Magazine Article | May 21, 2012

VAR Lands $300,000 Hardware/Software POS Solution

Contact The Supplier

By Andrea Strle, Business Solutions magazine

A cloud-based POS application, 58 touchscreen terminals, and a complete fiber-optic backbone installation equal an unusual project at an outdoor event center.

Carlisle Events has been running car, truck, and motorcycle events at its 150-acre site in rural south-central Pennsylvania for nearly four decades. But until recently, when the company hired VAR Delaware Business Solutions (DBS), little had changed about the way the business managed its financial transactions. Guests at Carlisle’s events could only pay by cash at the various food/ beverage mobile vendors that accompanied each event, which meant Carlisle was losing potential additional revenue from people who preferred to pay by credit card. Furthermore, the company had no point of sale (POS) system. They were literally using cigar boxes to collect the cash.

Carlisle Events knew it had to make a change. And while the company anticipated push back from its food and beverage vendors, many of whom had worked with them since their inception, Carlisle realized it had to embrace current technology or risk alienating its guests.

Carlisle was referred to DBS by several of the VAR’s clients. The goal was to update Carlisle’s POS system, helping achieve better accountability while offering a variety of payment methods for guests. DBS secured the job, beating out a handful of other bidders by being able to install everything from the fiber-optic backbones and Internet connectivity to software, hardware, and network security

“We were the only company to offer a complete solution,” says Bill Fultz, president of DBS. “That’s a lesson we have learned. The more services and overall solution you are able to provide a client the more likely you are to get opportunities like this.”

Overcome Challenging POS Installations
DBS knew this project would be challenging — a 150-acre farm field with no Internet connectivity and no electricity, 45 different food companies and skeptical vendors to train, and installing POS terminals in a semi-outdoor environment exposed to sun, heat, cold, rain, and lightning storms. To meet the challenge, DBS installed 58 POSIFLEX KS6900 series POS terminals and POSIFLEX customer pole displays. The terminals feature POSIFLEX’s patented die-cast aluminum chassis for maximum heat diffusion, 15-inch TFT LCD display screens, Intel Atom 1.8 GHz CPUs, and support for Win 7 Pro and other operating systems. Being fan-free, the KS6900 series reduces energy consumption, and eliminates a potential point of mechanical failure, reducing service costs.

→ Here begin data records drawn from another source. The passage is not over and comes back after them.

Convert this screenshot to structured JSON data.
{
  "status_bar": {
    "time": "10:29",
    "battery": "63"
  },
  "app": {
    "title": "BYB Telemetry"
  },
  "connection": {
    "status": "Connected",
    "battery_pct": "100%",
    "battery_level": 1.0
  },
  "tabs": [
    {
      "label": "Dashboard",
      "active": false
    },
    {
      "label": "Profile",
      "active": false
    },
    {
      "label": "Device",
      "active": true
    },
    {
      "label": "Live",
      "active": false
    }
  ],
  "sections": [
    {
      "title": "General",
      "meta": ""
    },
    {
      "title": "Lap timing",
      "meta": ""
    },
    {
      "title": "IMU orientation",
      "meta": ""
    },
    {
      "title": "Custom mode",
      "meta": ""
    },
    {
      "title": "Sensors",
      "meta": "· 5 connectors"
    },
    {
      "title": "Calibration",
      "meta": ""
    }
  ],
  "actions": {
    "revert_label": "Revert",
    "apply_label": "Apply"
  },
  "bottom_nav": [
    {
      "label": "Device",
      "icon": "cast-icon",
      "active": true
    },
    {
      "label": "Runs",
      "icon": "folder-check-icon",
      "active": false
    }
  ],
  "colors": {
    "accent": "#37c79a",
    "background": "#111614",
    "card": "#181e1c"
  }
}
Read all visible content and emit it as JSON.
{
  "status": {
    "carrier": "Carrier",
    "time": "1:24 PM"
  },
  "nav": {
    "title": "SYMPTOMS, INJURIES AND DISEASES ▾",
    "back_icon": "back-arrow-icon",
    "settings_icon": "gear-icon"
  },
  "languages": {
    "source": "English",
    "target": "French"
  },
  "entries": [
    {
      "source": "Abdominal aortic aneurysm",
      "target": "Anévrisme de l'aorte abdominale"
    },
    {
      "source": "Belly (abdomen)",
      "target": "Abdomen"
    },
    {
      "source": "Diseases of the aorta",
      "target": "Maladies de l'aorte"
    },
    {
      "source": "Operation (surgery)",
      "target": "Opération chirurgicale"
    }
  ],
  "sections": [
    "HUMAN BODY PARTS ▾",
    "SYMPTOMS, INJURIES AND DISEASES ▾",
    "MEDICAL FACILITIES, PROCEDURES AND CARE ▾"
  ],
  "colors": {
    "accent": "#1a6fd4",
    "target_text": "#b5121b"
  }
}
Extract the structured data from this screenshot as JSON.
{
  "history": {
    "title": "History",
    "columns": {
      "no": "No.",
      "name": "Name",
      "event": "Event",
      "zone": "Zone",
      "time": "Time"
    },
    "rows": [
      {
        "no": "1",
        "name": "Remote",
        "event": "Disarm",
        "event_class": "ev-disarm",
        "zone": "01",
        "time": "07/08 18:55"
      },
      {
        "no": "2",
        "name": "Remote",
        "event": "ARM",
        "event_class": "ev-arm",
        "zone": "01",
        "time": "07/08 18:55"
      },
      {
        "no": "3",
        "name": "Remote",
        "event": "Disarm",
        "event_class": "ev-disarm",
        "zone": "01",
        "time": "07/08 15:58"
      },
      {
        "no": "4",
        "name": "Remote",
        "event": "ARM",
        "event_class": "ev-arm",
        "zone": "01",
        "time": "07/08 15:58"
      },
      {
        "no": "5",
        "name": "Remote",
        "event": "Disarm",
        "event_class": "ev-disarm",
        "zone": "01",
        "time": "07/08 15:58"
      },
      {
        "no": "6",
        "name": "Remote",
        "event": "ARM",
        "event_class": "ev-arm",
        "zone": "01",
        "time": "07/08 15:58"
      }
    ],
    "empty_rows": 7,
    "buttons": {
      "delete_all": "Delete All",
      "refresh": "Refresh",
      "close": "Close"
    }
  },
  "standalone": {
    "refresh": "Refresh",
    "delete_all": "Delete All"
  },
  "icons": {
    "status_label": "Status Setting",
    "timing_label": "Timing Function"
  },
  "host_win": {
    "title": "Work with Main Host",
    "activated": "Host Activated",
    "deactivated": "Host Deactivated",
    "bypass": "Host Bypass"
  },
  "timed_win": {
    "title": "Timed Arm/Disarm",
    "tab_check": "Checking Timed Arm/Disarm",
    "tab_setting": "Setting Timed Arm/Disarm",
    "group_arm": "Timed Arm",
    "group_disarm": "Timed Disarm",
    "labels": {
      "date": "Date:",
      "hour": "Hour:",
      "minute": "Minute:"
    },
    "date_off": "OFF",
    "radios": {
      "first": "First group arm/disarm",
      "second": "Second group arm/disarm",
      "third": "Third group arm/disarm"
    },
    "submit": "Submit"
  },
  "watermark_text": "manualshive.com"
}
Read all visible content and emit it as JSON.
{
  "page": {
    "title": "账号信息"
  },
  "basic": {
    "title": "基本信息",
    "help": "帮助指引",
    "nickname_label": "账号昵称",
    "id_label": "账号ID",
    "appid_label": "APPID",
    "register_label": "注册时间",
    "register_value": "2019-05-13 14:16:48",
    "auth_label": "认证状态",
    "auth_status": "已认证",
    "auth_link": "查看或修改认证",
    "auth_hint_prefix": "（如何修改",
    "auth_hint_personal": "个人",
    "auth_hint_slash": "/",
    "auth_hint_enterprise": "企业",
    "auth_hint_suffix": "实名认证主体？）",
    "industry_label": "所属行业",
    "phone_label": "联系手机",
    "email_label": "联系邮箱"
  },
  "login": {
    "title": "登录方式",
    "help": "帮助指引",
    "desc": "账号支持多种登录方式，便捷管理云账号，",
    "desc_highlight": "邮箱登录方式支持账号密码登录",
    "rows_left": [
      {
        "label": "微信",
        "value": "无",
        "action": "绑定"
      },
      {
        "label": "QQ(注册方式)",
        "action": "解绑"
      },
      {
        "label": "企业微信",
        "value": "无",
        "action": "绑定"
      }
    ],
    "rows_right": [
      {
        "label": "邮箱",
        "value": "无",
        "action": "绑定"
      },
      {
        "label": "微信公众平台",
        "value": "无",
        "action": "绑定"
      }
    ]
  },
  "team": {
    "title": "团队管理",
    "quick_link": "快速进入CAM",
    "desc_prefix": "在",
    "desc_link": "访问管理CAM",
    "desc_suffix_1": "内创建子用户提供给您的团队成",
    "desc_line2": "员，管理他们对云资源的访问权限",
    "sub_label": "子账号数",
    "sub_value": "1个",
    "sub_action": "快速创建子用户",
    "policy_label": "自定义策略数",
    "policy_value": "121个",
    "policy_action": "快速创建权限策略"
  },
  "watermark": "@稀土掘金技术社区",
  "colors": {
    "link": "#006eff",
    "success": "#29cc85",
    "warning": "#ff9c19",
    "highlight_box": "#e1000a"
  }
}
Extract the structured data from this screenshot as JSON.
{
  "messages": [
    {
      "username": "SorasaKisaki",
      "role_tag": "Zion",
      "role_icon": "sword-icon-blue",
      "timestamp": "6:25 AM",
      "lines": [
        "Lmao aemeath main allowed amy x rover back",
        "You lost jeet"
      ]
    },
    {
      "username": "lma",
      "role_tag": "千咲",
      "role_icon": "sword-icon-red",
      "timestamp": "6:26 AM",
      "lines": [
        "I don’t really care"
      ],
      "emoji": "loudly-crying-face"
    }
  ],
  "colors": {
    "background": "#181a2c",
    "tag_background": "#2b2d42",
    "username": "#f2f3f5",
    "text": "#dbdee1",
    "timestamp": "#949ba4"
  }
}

“We selected POSIFLEX KS6900 terminals because we have had overwhelming success in deploying thousands of these units — many in outdoor locations,” Fultz says. “These units have performed reliably because they have a limited number of moving parts and are sealed from moisture.”

The installation, which included running a fiberoptic network backbone infrastructure across the property, training staff, and deploying the equipment, was completed in 45 days. This was quicker than any install of this size DBS had previously performed, Fultz says, but they knew they had to finish before upcoming scheduled events at the Carlisle Fairgrounds so the client could reap the benefits of the new solution. In fact, much of the install took place on the last day before the first event because many of the locations on the grounds are in mobile food trailers. Placement and deployment couldn’t be done until the night prior to opening because the food vendors that participate in the events arrive a few days prior for setup.

“We had telephone poles installed to suspend aerial cables for long-distance fiber runs,” Fultz says. “On one occasion, a tractor trailer drove down a road and snagged a cable and broke the networking lines. While trying to repair the line with an electrician’s boom truck, the hydraulics broke on the lift. Our cabling team didn’t have time to wait for the lift to be repaired so they just strapped on spikes and climbed the poles to complete the work.”